[Python-Dev] sizeof(long) != sizeof(void*)

Martin v. Löwis martin at v.loewis.de
Tue Aug 5 21:46:25 EDT 2003


"Tim Peters" <tim.one at comcast.net> writes:

> Ah!  You must mean this line in test_buffer_info():
> 
>         self.assert_(isinstance(bi[0], int))

That's what I meant, indeed.

> > Likewise, test_descr expects that id() and hash() return the same value by
> > default.
> 
> Sorry, I couldn't follow that one.  Like, the id() and hash() of what?
> Certainly nobody expects, e.g., that hash("xyz") == id("xyz").

I mean this:

    # Test the default behavior for static classes
    class C(object):
        def __getitem__(self, i):
            if 0 <= i < 10: return i
            raise IndexError
    c1 = C()
    vereq(hash(c1), id(c1))


> 
> > Is that a bug in the Win64 port, or in the tests?
> 
> I don't understand what problem(s) you're seeing -- showing tracebacks is
> always more useful than trying to paraphrase in English.

Certainly, yes.
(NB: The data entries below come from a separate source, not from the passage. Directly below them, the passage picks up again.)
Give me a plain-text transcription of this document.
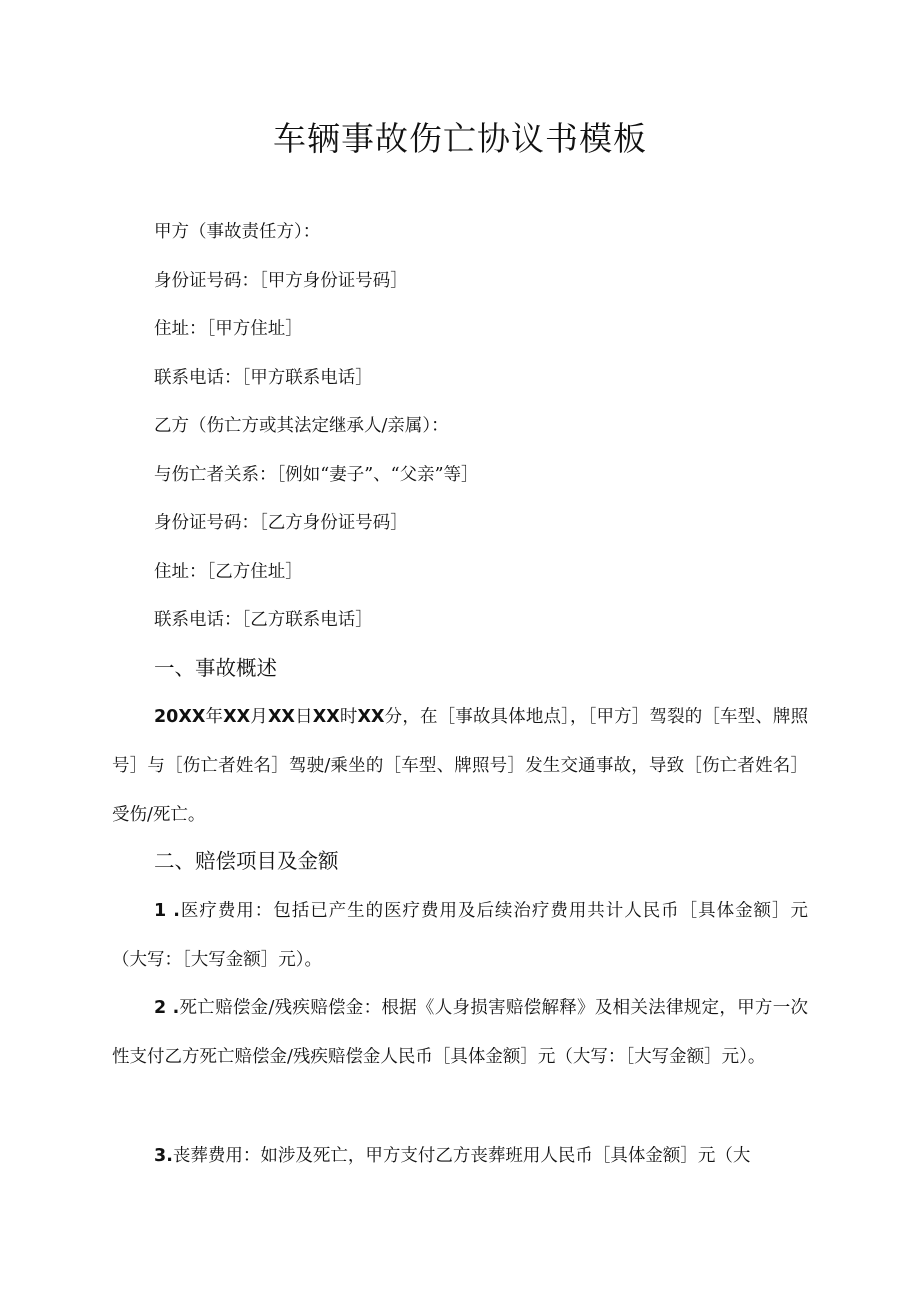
车辆事故伤亡协议书模板
甲方（事故责任方）：
身份证号码：［甲方身份证号码］
住址：［甲方住址］
联系电话：［甲方联系电话］
乙方（伤亡方或其法定继承人/亲属）：
与伤亡者关系：［例如“妻子”、“父亲”等］
身份证号码：［乙方身份证号码］
住址：［乙方住址］
联系电话：［乙方联系电话］
一、事故概述
20XX年XX月XX日XX时XX分，在［事故具体地点］，［甲方］驾裂的［车型、牌照号］与［伤亡者姓名］驾驶/乘坐的［车型、牌照号］发生交通事故，导致［伤亡者姓名］受伤/死亡。
二、赔偿项目及金额
1 .医疗费用：包括已产生的医疗费用及后续治疗费用共计人民币［具体金额］元（大写：［大写金额］元）。
2 .死亡赔偿金/残疾赔偿金：根据《人身损害赔偿解释》及相关法律规定，甲方一次性支付乙方死亡赔偿金/残疾赔偿金人民币［具体金额］元（大写：［大写金额］元）。
3.丧葬费用：如涉及死亡，甲方支付乙方丧葬班用人民币［具体金额］元（大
Unfortunately, I don't have access to my Email account
at the same computer I have access to a Win64 machine, so I thought
paraphrasing might be sufficient - and indeed, in one case, you were
guessing right.

The third case is one of repr() failing, where it puts a "foo object
at ABCDEFL" in one place, and "foo object at abcdef" in the other,
for the test case

        i3 = ClassWithFailingRepr()
        eq(r(i3), ("<ClassWithFailingRepr instance at %x>"%id(i3)))


> Trent Mick did the Win64 port, and I believe all tests passed at the
> time he finished that.  'Twas quite a while ago, though, and I don't
> of anyone running tests on Win64 since then.  Still, because they
> used to pass, I expect any problems that may exist now are shallow.

I feel this is deeper: Should there be a guarantee that the type used
to represent <type 'integer'> is large enough to hold a void*, or not?

You seem to think that Python should make no such guarantee, which
would then indicate that three of the four failing tests are broken
(I'm uncertain about test_queue at the moment).